Juliette Milbach defended her PhD Etre artiste en Union soviétique. Le parcours d’Arkadiï Plastov (1893-1972). Réalisme, socialisme, nationalité [Being an artist in the Soviet Union. The path of Arkadiï Plastov (1893-1972). Realism, socialism, nationality] in 2014 at the National Institute for Art History (INHA, Paris). She is a postodoctoral research associate at the School for Advanced Studies in the Social Sciences (EHESS, Paris), co-leads the monthly seminar 'Cultures visuelles: histoire croisée du regard soviétique' (INHA, Paris) and participates in the research axis 'Creation, diffusion and reception of cultural goods in the imperial, Soviet and post-Soviet space' of CERCEC - Russian, Caucasian and Central European Studies (EHESS).
Her research areas are Soviet and Russian painting, 20th century realism, cultural exchanges between East and West, and art theory and modernism in the 20th century.
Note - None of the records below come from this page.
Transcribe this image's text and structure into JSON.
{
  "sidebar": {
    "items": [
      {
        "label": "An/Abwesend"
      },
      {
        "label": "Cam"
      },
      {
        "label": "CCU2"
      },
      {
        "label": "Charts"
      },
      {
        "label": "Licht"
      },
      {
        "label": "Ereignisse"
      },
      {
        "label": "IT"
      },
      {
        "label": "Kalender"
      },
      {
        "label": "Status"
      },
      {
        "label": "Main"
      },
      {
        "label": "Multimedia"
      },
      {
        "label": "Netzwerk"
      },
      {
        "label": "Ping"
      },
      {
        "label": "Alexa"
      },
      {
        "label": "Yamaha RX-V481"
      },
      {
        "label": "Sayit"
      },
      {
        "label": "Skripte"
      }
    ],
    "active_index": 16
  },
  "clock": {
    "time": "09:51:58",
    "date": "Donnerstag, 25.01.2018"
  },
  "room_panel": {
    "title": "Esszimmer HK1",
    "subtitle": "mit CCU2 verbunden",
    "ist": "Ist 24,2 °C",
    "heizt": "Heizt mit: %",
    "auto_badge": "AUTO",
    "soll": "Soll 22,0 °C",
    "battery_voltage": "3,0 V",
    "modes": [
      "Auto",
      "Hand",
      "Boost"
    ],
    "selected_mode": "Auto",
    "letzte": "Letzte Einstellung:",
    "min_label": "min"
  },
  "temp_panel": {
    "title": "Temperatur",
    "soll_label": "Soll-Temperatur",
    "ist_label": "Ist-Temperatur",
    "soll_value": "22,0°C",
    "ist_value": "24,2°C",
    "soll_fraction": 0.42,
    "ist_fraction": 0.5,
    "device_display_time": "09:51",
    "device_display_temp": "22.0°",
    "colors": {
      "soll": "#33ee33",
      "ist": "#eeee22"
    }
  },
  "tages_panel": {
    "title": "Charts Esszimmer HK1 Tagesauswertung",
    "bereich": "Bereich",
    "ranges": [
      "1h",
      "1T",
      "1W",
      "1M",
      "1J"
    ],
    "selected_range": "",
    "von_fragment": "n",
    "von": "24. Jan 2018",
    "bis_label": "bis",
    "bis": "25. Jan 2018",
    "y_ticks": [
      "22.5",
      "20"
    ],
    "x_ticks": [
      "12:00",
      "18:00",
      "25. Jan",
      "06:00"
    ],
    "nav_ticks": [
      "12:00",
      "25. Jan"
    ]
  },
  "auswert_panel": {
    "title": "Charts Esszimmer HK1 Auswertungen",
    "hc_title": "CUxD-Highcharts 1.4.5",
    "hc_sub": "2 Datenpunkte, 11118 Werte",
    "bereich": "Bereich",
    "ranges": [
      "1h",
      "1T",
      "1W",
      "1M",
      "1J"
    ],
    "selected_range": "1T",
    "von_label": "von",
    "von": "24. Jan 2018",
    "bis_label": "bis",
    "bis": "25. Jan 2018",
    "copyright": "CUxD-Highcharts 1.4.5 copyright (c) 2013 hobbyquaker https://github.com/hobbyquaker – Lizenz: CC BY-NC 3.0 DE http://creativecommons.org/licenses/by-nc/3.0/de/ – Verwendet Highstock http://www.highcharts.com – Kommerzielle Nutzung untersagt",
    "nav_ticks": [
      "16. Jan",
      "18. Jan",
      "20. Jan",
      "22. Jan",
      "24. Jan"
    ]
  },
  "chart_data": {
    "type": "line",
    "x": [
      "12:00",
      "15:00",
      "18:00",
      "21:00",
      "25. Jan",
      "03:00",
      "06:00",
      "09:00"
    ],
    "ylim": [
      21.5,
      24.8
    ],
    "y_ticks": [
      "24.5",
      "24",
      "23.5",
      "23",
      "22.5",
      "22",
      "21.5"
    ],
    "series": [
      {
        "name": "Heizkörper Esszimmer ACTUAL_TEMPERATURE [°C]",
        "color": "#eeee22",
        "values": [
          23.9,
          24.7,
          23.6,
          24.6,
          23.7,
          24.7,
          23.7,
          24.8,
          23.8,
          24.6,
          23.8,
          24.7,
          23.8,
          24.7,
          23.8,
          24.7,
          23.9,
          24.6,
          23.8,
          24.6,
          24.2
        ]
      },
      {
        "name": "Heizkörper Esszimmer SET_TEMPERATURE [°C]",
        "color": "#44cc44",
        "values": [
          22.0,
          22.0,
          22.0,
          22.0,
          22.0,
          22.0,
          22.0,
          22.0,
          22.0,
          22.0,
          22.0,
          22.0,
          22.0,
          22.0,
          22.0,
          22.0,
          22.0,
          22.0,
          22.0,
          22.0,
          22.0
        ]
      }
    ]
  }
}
Summary of the work she will be carrying out at the IAS
Title: 'Duality in History of Art: The gap between practice and theory in the Soviet artistic world after 1956'
Following the new historiography on the Thaw, Dr Milbach's research endeavours to overcome strict oppositions, such as art official/non-official, East/West, realism/abstraction. In this project, she will question the gap situated between theories of art and artistic practices. In particular, she will place an emphasis on journals, magazines and books about art and the use of images in, for example, exhibitions and reproductions of foreign art to complement stereotypical texts. She argues that the Soviet viewer integrated into their knowledge a complex combination of artistic practices of doublespeak in published sources, with visuals that offered opposing information. This forms a part of a larger research project, which started in her first-postdoctoral year (2015) when she studied the artistic interactions between the USSR and the USA during the 1920s. Since then, she has continued to consider artistic interactions to be a salient matter in approaches of Soviet culture and has extended her work both geographically (to cultures other than the US, such as France and Italy) and chronologically (she is now considering the entire Soviet period). However, interactions, transfers and translations of one culture to another are no longer situated at the centre of her research; instead, they are utilised as a tool to understand the Soviet art theory. Indeed, her main project, the piece of research she would like to conduct at the IAS, is to focus on the history of Soviet art discourse, not only through theoretical text and critical articles, but also predominantly on how images and their reproductions have helped the Soviet viewer (both the specialist and the amateur) to perceive art discourse.